Cordilleran Section - 99th Annual (April 1–3, 2003)

Paper No. 2
Presentation Time: 2:35 PM

METALLOGENESIS AND TRANSPRESSION: THE OSSA-MORENA ZONE (SW IBERIA) CASE STUDY


GUMIEL, Pablo, Dirección de Recursos Minerales y Geoambiente, Instituto Geológico y Minero de España, Ríos Rosas 23, Madrid, 28003, Spain and QUESADA, Cecilio, Dirección de Geología y Geofísica, Instituto Geológico y Minero de España, Ríos Rosas 23, Madrid, 28003, Spain, p.gumiel@igme.es

Transpressional deformation regimes characterize the tectonic evolution of the Ossa-Morena Zone during the collisional Variscan orogeny. This is due to the impingement of a promontory in NW Gondwana onto Laurussia. Development of lithospheric scale strike-slip structures greatly enhanced magma ascent and emplacement and hydrothermal circulation, thus providing unique conditions for generation of various types of ore-forming processes and deposits. A selection of these includes:

Antimony (i.e. the San Antonio mine, the largest antimony deposit in the Iberian Peninsula) and gold mineralizations are spatially and genetically related to the Badajoz-Córdoba shear zone (BCSZ), which is a major left-lateral shear zone (suture) separating the Central Iberian and Ossa Morena zones, and is one of the sinistral transpressional belts in which deformation was accommodated as a result of highly oblique convergent process of continental collision. The gold concentrations are located following the antithetic NW-trending faults connected to the main shear zone.

Variscan to late-Variscan mineralizations are characteristic of an active continental margin setting with mineral deposits related to early plutonism (i.e. Fe- skarns at Burguillos) and to late collisional granitoids (i.e.
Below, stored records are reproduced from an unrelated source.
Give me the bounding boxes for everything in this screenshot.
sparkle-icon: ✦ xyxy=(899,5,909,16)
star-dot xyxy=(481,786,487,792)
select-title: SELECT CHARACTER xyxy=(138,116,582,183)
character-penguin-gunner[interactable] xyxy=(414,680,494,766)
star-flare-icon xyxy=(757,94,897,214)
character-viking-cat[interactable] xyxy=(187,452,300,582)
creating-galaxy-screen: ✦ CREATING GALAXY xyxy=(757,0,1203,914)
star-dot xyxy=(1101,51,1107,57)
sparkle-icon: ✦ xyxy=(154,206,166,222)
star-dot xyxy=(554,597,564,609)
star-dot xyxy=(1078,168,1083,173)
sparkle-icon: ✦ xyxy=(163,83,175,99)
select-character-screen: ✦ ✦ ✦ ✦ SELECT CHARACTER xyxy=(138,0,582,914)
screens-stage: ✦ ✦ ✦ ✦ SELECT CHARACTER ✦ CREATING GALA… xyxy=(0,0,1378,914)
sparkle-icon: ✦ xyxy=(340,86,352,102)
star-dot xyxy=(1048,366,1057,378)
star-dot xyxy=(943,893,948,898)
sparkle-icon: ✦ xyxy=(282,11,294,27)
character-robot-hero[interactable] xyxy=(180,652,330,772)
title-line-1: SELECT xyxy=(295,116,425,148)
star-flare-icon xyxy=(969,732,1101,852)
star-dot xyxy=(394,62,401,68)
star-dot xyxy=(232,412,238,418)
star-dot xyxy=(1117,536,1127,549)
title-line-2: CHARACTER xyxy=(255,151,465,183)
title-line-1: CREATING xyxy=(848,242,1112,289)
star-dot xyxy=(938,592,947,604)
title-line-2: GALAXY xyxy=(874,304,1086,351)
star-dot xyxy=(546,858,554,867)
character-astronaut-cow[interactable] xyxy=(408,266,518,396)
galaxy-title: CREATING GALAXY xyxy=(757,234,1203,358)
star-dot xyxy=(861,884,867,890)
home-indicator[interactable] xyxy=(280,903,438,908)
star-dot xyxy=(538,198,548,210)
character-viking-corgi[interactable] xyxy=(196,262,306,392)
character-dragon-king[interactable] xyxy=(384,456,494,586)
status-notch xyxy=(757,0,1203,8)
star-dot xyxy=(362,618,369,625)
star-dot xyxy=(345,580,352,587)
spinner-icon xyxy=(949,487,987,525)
Pb-Zn-Ag-Va veins at Santa Marta granodiorites) and the Ni-Co-Bi-Ag-U, Pb-Zn-Cu-F-Ba, Sb-As-Zn-W, Cu-Zn-Pb-F-Ba late-Variscan veins (i.e. Pedroches, Azuaga, and Cerro Muriano in the Córdoba province).
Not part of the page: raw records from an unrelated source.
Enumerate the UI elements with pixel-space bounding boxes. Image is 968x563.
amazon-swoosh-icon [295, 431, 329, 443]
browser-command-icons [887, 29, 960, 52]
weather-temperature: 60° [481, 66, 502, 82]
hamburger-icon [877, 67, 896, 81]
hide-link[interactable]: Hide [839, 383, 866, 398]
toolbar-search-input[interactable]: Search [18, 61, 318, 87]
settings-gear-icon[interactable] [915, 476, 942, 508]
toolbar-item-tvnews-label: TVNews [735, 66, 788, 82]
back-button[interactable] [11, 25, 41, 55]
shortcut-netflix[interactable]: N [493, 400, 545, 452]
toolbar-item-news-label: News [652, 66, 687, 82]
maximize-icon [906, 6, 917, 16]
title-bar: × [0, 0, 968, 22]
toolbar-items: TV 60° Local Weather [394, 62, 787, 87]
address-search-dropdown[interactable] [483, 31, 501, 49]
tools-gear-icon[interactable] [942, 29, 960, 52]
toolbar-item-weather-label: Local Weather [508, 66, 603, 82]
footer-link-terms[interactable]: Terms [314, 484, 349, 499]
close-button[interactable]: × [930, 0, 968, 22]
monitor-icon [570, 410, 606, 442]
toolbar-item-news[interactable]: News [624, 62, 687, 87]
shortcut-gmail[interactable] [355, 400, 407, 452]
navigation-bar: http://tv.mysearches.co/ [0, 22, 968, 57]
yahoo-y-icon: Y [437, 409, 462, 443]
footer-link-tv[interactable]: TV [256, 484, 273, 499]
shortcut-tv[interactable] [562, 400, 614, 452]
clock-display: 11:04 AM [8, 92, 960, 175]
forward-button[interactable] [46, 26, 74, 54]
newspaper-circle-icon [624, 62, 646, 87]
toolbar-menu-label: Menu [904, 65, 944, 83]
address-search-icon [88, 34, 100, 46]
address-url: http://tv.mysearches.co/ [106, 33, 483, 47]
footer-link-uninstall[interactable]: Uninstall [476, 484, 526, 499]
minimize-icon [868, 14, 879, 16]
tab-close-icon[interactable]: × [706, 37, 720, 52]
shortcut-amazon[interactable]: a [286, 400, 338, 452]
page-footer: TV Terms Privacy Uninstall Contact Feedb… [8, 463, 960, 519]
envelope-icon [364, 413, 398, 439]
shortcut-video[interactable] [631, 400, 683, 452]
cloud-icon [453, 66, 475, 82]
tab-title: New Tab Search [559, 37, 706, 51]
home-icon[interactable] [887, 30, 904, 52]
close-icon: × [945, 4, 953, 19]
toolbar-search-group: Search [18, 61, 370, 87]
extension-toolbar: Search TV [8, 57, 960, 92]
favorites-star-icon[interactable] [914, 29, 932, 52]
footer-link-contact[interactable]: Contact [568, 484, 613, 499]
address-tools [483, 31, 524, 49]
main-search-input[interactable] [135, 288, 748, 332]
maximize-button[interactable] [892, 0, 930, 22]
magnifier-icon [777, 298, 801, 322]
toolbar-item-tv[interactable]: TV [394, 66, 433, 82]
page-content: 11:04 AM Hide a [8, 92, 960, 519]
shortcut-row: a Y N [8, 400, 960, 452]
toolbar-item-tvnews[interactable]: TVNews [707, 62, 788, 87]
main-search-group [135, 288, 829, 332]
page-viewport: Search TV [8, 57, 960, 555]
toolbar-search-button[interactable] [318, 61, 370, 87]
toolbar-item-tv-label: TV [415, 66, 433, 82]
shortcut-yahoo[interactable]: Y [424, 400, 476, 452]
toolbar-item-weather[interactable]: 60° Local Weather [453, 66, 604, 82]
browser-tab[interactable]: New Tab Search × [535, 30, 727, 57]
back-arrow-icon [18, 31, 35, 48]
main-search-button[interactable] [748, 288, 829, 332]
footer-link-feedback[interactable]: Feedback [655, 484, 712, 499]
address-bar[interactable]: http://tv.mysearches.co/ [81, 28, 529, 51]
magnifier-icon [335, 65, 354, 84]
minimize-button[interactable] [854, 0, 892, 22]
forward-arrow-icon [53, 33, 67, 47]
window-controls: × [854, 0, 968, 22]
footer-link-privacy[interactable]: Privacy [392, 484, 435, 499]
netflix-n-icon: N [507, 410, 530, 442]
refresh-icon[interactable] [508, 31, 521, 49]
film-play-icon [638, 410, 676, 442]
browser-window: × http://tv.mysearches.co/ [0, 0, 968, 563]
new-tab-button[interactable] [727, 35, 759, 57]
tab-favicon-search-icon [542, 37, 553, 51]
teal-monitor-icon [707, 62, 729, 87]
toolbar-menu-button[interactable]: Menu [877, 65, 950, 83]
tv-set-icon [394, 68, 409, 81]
W-Sn-Bi-Mo-(Au) porphyry-Sn-greisen deposits are in close relationship with highly evolved epizonal leucogranites.

During the final extensional (transtensional) period, along regional fracture zones convective cells of hydrothermal circulation produced epithermal deposits (Hg-Ba-Pb-Sb).

Finally, the geometry of the host-structures induced by continued left-lateral transpression was important in focusing mineral precipitation in specific fractures/shear zones (targets) and may play a major role in the future exploration of the whole area.